Local officials say a porous border with Brazil and the rapid virus spread there was just part of the problem. They decry a lack of concern from the French mainland for a region where more than half the population lives under the national poverty line — some 10% don’t even have running water — and where it took more than a month to translate the government’s original COVID-19 guidance into all the local languages.
GUYANA
336 confirmed cases (+9)
19 reported fatalities (unchanged)
I don’t want to spin any conspiracies here, especially as it’s late and this update is already plenty long. But I will say it’s interesting that the Trump administration is attempting to push Guyanese President David Granger to drop his challenges to the results of Guyana’s March parliamentary election and leave office, while it’s also asking him to help broadcast US Voice of America media into neighboring Venezuela. Whether or not you believe VOA was US propaganda before Donald Trump took office, it’s pretty clear he’s bending it in that direction (or further in that direction, as the case may be). Seeking to enlist Granger to help push VOA into Venezuela while at the same time sanctioning him certainly suggests that there’s an attempt underway to strongarm him into playing ball. Granger has reportedly refused to do so, which may lead to increasing calls from the administration for his ouster.
UNITED STATES
3,898,550 confirmed cases (+65,279)
143,289 reported fatalities (+412)
Finally, TomDispatch’s Michael Klare says the Pentagon, struggling to maintain its global presence due to the pandemic, is turning to technology to fill in the gaps:
Such stopgap measures, and others like them now being undertaken by the Department of Defense, continue to provide the military with a sense of ongoing readiness, even aggressiveness, in a time of Covid-related restrictions. Were the current pandemic to fade away in the not-too-distant future and life return to what once passed for normal, they might prove adequate. Scientists are warning, however, that the coronavirus is likely to persist for a long time and that a vaccine — even if successfully developed — may not prove effective forever. Moreover, many virologists believe that further pandemics, potentially even more lethal than Covid-19, could be lurking on the horizon, meaning that there might never be areturn to a pre-pandemic “normal.”

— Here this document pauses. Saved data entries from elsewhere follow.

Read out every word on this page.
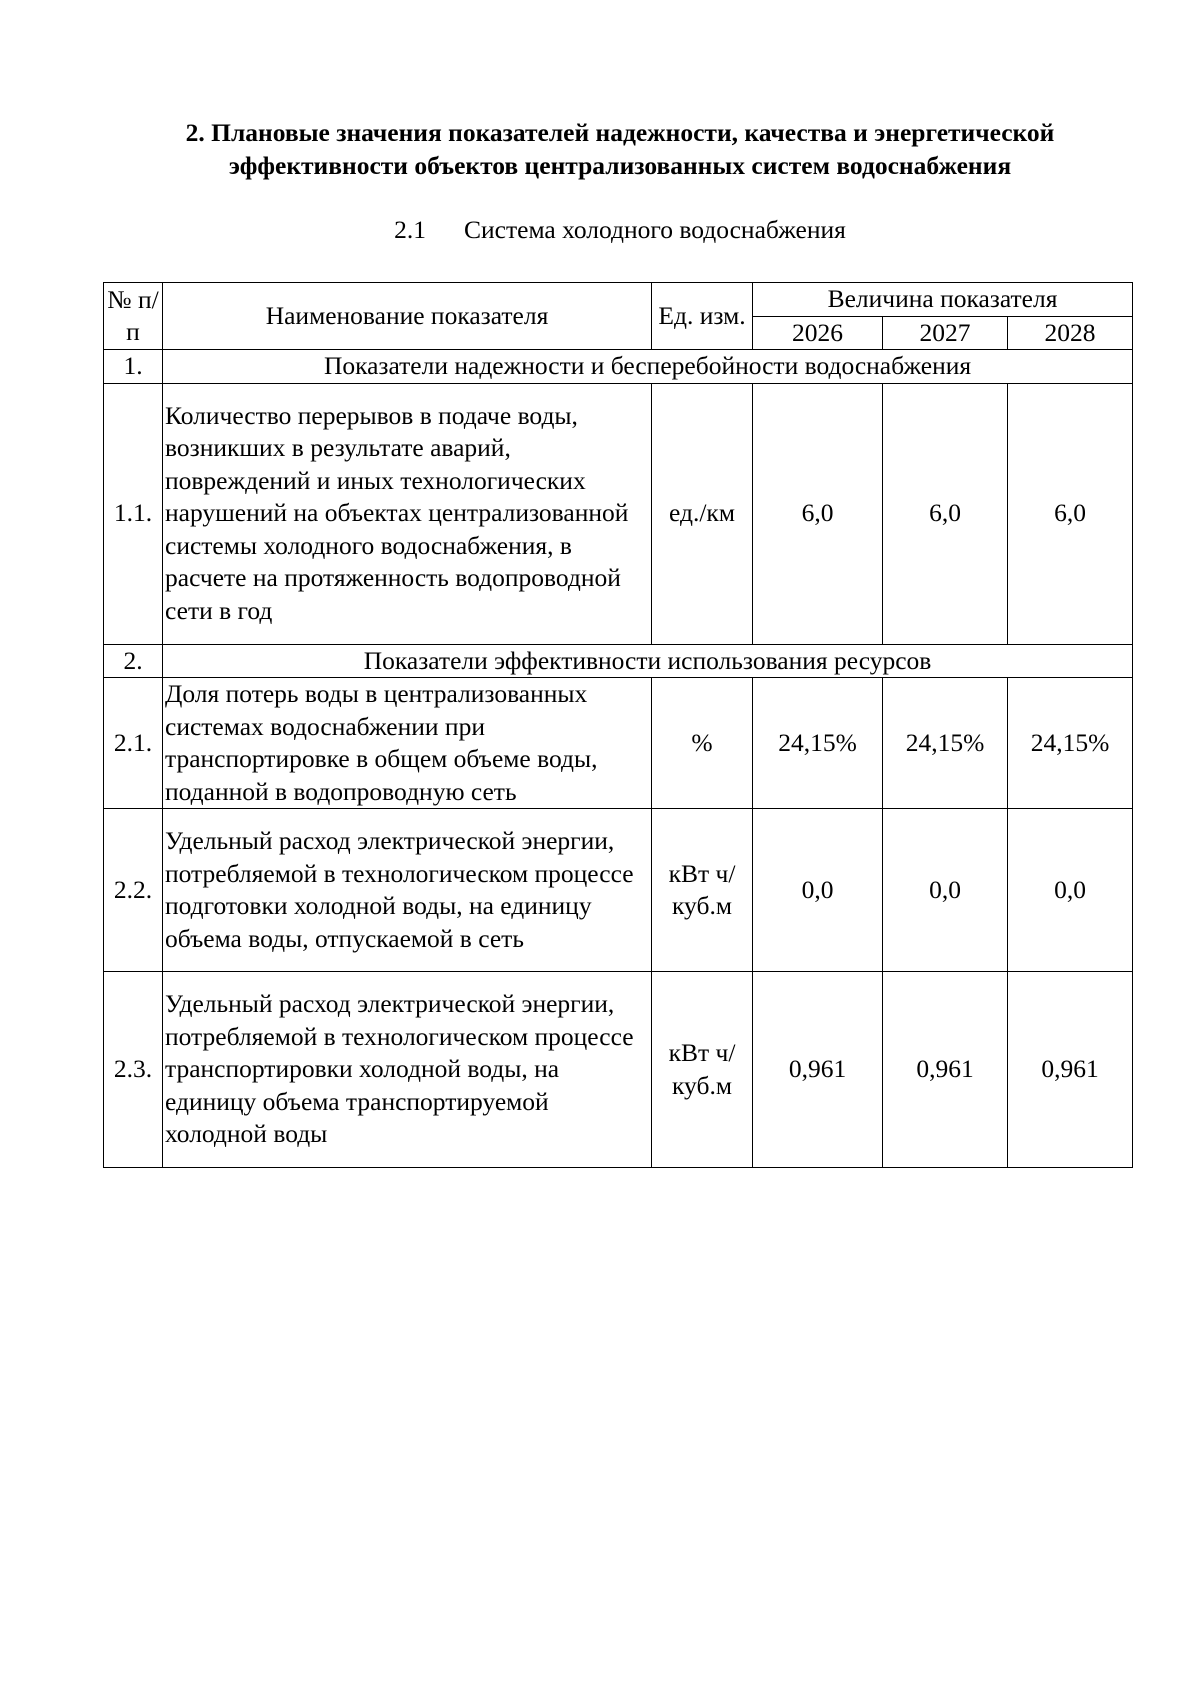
2. Плановые значения показателей надежности, качества и энергетической эффективности объектов централизованных систем водоснабжения
2.1 Система холодного водоснабжения
№ п/п	Наименование показателя	Ед. изм.	Величина показателя		
			2026	2027	2028
1.	Показатели надежности и бесперебойности водоснабжения				
1.1.	Количество перерывов в подаче воды, возникших в результате аварий, повреждений и иных технологических нарушений на объектах централизованной системы холодного водоснабжения, в расчете на протяженность водопроводной сети в год	ед./км	6,0	6,0	6,0
2.	Показатели эффективности использования ресурсов				
2.1.	Доля потерь воды в централизованных системах водоснабжении при транспортировке в общем объеме воды, поданной в водопроводную сеть	%	24,15%	24,15%	24,15%
2.2.	Удельный расход электрической энергии, потребляемой в технологическом процессе подготовки холодной воды, на единицу объема воды, отпускаемой в сеть	кВт ч/куб.м	0,0	0,0	0,0
2.3.	Удельный расход электрической энергии, потребляемой в технологическом процессе транспортировки холодной воды, на единицу объема транспортируемой холодной воды	кВт ч/куб.м	0,961	0,961	0,961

That being the case, Pentagon officials have been forced to acknowledge that the military foundations of Washington’s global strategy — particularly, the forward deployment of combat forces in close cooperation with allied forces — may have become invalid. In recognition of this harsh new reality, U.S. strategists are beginning to devise an entirely new blueprint for future war, American-style: one that would end, or at least greatly reduce, a dependence on hundreds of overseas garrisons and large manned warships, relying instead on killer robots, a myriad of unmanned vessels, and offshore bases.